New Spin-dependent Forces
Forces produced by the exchange of unnatural-parity bosons are spin-dependent,
and vanish for unpolarized bodies. Tests for new spin-dependent forces must
contend with background from the magnetization that always associated with
electron or nucleon spins. We have developed electron-spin polarized
test bodies and attractors that have no significant external magnetic
fields. This is achieved by using toroids containing two different kinds
of magnetic materials, a samarium-cobalt alloy and an iron alloy.
The magnetization in iron is due essentially entirely to aligned electron
spins, while only half of the magnetization in samarium cobalt is from
spin, the remainder from orbital angular momentum. This allows us to make
a pendulum that is a spin dipole with a negligible magnetic dipole moment.
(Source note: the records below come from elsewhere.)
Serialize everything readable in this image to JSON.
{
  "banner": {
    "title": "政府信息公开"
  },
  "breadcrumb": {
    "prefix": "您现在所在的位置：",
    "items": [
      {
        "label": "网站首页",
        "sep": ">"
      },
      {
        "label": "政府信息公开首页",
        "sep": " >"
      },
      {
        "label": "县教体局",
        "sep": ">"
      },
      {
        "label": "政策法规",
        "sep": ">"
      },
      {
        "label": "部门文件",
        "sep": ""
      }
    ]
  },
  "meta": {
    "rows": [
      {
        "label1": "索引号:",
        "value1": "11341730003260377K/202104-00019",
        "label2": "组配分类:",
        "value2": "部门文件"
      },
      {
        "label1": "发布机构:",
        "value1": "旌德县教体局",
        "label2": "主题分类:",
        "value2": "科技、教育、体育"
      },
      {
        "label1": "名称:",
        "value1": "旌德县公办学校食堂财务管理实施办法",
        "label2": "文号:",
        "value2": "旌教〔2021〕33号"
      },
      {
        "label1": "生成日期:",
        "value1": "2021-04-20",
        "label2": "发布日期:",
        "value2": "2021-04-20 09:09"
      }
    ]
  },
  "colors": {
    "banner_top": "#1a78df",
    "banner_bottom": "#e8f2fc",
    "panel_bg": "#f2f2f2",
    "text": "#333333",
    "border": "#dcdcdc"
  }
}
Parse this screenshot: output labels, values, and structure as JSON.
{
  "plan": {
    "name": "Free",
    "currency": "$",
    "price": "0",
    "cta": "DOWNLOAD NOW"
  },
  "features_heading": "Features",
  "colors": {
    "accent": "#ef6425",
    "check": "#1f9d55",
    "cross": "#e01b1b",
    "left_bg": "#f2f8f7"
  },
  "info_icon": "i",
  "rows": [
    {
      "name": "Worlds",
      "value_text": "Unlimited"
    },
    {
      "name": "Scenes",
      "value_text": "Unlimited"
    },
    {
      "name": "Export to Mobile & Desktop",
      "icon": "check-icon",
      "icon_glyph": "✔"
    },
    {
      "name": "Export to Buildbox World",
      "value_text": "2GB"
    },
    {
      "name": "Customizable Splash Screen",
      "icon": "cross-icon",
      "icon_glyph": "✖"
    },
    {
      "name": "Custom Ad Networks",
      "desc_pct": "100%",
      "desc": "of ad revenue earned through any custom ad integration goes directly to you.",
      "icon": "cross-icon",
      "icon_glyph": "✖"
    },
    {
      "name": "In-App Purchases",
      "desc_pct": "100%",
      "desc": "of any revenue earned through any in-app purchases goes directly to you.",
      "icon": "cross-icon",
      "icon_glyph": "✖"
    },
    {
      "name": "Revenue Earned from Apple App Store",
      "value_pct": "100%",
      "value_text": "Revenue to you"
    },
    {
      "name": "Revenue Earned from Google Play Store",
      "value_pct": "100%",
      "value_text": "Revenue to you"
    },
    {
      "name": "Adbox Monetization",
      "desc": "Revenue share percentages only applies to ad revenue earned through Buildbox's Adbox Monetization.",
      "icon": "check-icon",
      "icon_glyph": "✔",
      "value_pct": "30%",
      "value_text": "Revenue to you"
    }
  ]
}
The drawing below shows a schematic design of our ``spin pendulum''. Notice
that the net spins of the rings are parallel, while the magnetizations
of the rings alternate; in principle, the magnetization can be confined
within the individual rings. The design also minimizes gravitational couplings
from the small difference in densities of the two kinds of permanent magnet.
The internal field inside the rings is 9500 Gauss, while the field
1 cm from the surface of the pendulum is only 4 mGauss. This residual field
is further reduced by a mu-metal shield.